# Pytorch vs Tensorflow - ANN

Choosing Pytorch vs Tensorflow, which should you use? Which is better and what are the differences between these two frameworks both made for deep learning. Well in this series I am going to compare them side by side so you could see the differences and simliarities clearly, in code with crips examples.

Also, when I switched from Tensorflow to pytorch, I just wished I had a "**Rosetta Stone**" to translate between frameworks, which I hope this series will be for you. A nice overview that practitioners to leverage the strengths of both libraries.

## In this notebook
In the first notebook of this series, I will start with the basics by creating a simple Artificial Neural Network (ANN) in both PyTorch and TensorFlow. We will train the ANN on the MNIST dataset, which consists of handwritten digit images, to illustrate fundamental concepts and workflows in each framework.
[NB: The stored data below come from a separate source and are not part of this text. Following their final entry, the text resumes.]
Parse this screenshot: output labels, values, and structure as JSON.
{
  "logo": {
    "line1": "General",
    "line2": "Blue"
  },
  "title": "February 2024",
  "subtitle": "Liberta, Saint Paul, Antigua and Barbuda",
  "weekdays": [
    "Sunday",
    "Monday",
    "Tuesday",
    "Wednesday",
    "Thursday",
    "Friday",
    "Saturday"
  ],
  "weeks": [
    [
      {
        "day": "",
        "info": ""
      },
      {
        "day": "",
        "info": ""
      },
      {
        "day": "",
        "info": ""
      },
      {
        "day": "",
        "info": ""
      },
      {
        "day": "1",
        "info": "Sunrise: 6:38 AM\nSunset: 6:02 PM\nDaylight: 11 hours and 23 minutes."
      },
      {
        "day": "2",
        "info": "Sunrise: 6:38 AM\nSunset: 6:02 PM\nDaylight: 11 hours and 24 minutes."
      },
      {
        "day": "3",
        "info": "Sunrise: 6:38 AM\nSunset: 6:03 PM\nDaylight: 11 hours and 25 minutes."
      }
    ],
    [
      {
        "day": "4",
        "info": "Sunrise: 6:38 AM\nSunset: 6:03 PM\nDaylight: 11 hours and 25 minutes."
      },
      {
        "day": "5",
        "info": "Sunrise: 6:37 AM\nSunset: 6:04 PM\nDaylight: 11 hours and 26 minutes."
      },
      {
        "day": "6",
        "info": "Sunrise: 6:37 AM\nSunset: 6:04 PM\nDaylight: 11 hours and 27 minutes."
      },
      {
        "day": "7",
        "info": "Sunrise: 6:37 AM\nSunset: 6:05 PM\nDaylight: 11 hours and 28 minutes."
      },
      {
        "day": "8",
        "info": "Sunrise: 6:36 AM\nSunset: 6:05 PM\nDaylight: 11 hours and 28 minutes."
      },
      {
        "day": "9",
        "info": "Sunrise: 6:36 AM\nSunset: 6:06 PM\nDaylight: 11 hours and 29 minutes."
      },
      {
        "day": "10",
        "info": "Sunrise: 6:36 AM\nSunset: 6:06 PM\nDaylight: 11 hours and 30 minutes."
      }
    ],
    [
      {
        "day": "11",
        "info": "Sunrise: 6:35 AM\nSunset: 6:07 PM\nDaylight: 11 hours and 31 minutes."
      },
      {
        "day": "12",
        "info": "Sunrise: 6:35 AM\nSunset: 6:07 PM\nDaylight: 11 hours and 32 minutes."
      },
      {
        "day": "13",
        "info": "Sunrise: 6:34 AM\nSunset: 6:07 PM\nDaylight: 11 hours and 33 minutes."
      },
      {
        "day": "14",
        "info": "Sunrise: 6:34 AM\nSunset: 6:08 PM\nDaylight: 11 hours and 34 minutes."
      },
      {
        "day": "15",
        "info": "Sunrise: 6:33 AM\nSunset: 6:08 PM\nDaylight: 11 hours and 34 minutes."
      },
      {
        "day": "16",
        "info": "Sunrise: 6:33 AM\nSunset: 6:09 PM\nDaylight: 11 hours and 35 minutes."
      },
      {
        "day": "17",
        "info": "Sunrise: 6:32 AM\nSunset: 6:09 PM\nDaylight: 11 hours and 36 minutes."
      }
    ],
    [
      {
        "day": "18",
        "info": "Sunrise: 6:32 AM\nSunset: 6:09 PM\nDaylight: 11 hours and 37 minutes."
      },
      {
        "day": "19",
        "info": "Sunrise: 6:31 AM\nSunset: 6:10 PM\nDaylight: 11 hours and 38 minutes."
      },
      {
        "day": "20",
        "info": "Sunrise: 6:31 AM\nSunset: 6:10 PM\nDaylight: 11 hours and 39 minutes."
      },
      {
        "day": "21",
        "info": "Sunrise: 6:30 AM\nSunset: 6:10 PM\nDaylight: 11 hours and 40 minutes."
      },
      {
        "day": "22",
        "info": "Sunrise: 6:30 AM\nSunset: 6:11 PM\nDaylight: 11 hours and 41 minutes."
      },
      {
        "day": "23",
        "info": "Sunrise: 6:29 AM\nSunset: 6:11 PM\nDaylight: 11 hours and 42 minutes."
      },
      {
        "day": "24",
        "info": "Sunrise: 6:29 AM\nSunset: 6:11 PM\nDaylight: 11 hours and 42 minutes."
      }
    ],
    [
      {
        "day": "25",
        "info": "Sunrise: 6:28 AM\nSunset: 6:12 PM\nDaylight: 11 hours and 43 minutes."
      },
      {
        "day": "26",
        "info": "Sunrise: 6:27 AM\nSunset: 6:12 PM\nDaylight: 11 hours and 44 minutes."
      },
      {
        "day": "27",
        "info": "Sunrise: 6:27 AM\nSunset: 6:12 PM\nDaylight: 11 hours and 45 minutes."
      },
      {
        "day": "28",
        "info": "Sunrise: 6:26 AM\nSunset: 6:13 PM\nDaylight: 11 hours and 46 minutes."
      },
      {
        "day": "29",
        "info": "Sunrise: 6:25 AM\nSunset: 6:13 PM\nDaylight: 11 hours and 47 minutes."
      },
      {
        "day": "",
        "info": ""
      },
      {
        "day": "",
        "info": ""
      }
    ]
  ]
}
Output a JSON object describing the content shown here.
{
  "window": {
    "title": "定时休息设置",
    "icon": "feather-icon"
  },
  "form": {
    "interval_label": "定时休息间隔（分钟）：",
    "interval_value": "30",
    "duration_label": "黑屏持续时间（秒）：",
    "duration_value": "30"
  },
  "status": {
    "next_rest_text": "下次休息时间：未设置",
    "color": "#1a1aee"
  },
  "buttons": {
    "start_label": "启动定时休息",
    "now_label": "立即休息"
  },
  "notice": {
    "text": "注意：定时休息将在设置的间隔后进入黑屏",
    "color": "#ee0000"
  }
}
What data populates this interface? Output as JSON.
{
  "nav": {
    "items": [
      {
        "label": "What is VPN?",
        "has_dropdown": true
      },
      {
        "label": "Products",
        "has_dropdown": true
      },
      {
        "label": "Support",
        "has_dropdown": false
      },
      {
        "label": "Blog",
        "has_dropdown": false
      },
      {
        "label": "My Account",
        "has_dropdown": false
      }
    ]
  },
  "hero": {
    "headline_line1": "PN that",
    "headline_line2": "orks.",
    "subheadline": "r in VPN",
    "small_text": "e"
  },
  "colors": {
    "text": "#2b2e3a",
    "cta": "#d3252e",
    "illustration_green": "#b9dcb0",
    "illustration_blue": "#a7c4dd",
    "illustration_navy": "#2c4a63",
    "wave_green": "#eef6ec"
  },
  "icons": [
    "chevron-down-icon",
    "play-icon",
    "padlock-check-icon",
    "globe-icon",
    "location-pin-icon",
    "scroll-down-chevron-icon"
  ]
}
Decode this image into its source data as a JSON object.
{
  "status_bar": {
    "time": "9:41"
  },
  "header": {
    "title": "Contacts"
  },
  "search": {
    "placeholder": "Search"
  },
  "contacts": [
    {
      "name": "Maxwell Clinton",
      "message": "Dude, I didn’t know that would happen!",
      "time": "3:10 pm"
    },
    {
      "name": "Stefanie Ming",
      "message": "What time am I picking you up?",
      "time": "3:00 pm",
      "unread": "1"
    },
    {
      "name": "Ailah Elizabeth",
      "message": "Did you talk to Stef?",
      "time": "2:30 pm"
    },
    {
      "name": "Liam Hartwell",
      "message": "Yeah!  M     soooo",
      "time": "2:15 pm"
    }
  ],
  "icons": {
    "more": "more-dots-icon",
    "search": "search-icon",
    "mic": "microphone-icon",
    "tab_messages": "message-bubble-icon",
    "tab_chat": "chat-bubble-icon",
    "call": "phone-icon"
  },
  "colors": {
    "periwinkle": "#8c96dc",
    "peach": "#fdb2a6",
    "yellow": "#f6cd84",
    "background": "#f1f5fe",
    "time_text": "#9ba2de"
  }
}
This foundational exercise will set the stage for more complex models and comparisons in subsequent notebooks.

For both PyTorch and TensorFlow, the steps for training a model are essentially the same:

1. Importing the necessary libraries.
2. Defining the model parameters and hyperparameters.
3. Loading the dataset.
4. Preprocessing the data to make it suitable for training.
5. Initializing the model architecture.
6. Training the model using the defined parameters and dataset.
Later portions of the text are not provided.